ALBANY, Ga. — The fleets of several local governments could be operating on propane fuel in the coming years as attractive prices, tax incentives and lower maintenance costs entice operators to make the switch.
Speaking to the Dougherty Kiwanis Club Monday, Mark Holloway, president of Modern Gas, said that he’s either met with or is scheduled to have meetings with the Lee and Dougherty County Sheriff’s Offices, the Lee County School System and the Sumter County Commission about possibly converting a portion of their vast fleets of vehicles to propane.
Propane has long been a favorite for grillers and outdoor entertainers, but its history as an automotive fuel has been a bit of a rollercoaster.
In the late 1970’s and early 1980’s, limited and expensive gasoline forced some road-based companies to give propane a try in their company vehicles — including The Albany Herald, which, for a time, ran propane-fueled delivery vans.
But when the price of gasoline stabilized and the novelty of propane-fueled vehicles wore off, companies switched back to traditional fossil fuels.
“But I think things have changed again,” Holloway said. “There’s a strong push for green energy, and energy produced here in the U.S. or at least in North America, so I think interest will only grow.”
In his speech to Kiwanis, Holloway threw out some facts to the crowd about propane as a vehicle fuel.
Compared to gasoline, the price per gallon is significantly less, Holloway says. With tax credits which vary by state, the average price per gallon of propane right now is about $1.10 compared to the $3.24 gasoline around Albany.

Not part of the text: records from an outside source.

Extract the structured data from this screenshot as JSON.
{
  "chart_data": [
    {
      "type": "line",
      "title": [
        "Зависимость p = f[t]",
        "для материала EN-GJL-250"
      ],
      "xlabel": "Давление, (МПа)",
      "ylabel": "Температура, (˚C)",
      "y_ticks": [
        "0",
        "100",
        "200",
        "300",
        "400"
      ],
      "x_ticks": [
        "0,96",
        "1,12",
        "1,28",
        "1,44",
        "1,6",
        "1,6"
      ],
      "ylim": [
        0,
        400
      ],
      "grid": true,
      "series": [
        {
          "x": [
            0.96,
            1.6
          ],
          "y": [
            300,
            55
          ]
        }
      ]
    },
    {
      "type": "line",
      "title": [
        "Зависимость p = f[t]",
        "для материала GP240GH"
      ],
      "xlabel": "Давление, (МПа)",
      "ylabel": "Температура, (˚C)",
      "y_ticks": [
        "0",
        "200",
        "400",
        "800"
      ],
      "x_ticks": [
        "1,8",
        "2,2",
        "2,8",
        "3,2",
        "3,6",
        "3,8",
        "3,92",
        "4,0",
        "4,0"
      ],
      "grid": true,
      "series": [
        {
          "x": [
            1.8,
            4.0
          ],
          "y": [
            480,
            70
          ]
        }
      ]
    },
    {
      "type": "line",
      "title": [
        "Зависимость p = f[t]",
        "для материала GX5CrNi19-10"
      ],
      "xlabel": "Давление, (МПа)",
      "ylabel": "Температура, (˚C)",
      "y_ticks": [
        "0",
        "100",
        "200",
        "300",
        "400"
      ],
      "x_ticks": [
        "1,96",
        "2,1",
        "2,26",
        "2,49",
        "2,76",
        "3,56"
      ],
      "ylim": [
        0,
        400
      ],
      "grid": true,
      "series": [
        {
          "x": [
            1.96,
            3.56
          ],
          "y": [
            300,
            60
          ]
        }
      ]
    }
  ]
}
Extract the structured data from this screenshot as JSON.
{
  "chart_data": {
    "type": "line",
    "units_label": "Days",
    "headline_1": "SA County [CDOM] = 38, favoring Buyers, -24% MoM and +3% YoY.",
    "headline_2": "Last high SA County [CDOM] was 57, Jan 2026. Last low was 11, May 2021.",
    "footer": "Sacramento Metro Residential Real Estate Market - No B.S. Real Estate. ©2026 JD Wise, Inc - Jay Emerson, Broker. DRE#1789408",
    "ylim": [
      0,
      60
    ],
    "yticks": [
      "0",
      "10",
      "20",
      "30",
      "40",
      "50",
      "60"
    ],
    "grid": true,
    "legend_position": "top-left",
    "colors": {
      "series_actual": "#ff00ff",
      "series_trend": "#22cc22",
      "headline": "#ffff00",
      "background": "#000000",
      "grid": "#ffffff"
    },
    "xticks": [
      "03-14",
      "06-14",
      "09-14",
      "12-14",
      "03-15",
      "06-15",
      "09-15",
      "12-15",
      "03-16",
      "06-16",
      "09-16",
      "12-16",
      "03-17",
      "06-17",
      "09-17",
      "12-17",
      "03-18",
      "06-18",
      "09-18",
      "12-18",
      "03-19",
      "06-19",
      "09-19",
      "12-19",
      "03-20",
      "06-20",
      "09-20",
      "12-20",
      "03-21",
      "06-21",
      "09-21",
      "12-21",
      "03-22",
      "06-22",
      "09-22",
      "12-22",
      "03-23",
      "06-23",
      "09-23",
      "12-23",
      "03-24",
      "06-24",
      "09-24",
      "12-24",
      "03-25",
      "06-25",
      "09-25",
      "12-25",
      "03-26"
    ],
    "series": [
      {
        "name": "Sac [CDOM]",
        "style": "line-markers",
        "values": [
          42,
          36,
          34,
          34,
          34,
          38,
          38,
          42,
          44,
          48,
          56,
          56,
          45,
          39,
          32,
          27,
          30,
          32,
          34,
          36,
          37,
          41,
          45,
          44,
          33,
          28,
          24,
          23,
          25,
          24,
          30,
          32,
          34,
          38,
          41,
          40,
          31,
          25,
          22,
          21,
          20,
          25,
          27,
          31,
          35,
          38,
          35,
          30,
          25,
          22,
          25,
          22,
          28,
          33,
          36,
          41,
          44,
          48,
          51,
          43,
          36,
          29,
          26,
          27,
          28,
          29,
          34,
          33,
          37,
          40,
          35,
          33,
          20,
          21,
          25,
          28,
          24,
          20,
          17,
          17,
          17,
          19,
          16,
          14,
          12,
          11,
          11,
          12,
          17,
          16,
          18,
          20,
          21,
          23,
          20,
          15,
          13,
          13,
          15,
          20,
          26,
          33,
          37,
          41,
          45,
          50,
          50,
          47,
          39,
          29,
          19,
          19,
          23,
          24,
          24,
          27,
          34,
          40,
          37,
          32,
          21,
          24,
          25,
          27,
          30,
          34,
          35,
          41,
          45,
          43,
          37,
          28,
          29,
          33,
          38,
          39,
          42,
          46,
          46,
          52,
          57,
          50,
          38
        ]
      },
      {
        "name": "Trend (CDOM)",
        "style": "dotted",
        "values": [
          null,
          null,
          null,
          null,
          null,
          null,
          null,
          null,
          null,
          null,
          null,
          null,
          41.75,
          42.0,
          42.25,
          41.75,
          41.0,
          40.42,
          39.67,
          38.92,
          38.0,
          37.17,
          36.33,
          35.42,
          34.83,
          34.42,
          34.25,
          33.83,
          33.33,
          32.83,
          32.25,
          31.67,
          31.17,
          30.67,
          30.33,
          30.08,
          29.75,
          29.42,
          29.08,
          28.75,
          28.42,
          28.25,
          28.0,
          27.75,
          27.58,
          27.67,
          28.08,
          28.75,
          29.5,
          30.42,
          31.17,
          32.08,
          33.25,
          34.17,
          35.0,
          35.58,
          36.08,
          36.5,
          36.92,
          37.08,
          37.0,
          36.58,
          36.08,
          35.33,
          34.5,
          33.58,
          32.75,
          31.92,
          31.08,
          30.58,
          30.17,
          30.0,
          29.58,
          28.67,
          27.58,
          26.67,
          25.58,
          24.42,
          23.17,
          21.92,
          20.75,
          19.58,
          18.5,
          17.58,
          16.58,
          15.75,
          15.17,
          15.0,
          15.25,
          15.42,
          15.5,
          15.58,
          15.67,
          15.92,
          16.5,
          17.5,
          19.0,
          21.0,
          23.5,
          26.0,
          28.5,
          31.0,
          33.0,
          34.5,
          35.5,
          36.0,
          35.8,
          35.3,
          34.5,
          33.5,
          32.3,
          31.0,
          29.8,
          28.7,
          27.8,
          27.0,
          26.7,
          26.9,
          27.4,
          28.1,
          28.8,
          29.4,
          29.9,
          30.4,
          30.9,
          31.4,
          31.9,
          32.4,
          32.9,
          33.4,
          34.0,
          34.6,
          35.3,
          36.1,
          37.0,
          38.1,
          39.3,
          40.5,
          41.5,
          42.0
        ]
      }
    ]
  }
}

In terms of miles-per-gallon, propane does fall behind gasoline, Holloway said, citing his propane truck which did got 15-16 miles-per-gallon using regular gasoline and gets about 13 mpg with propane.
Propane burns at a higher octane than gasoline and it burns cleaner with less carbon that traditional gasoline engines which means further miles between oil changes, Holloway says.
Holloway says that about 90 percent of the world’s propane is produced in North America, which could help cut the U.S. need for fuel controlled by nations that are less-than-friendly.
Holloway says that propane gas tank technology is about 20 times more puncture resistant that today’s gasoline tanks.
So what about the cons?
The initial startup cost to convert a gas-burning engine into a propane one — about $6,000 —is enough to make it impractical for most casual and short-commute drivers.
“If you drive between 150 to 200 miles every day, then it might make sense and you could start to see a return on your investment,” Holloway told the group. “But, for the most part, propane is geared more for fleet vehicles like police cars, lawn equipment or school buses.”
Part of the challenge is staying close to fueling stations, which Holloway said are much cheaper to install than compressed natural gas stations. That’s one reason why fleet vehicles, who often return to a central fueling location to gas up, tend to make the most sense for conversion.
Still, the startup costs aren’t deterring some Georgia governments from making the leap.
Muscogee County recently completed a 31-vehicle conversion of their sheriff’s office patrol vehicles, as did Carroll County. More conversions closer to home could be looming on the horizon.
“I really feel like Lee County will have a propane gas school bus on the road by 2014,” Holloway said.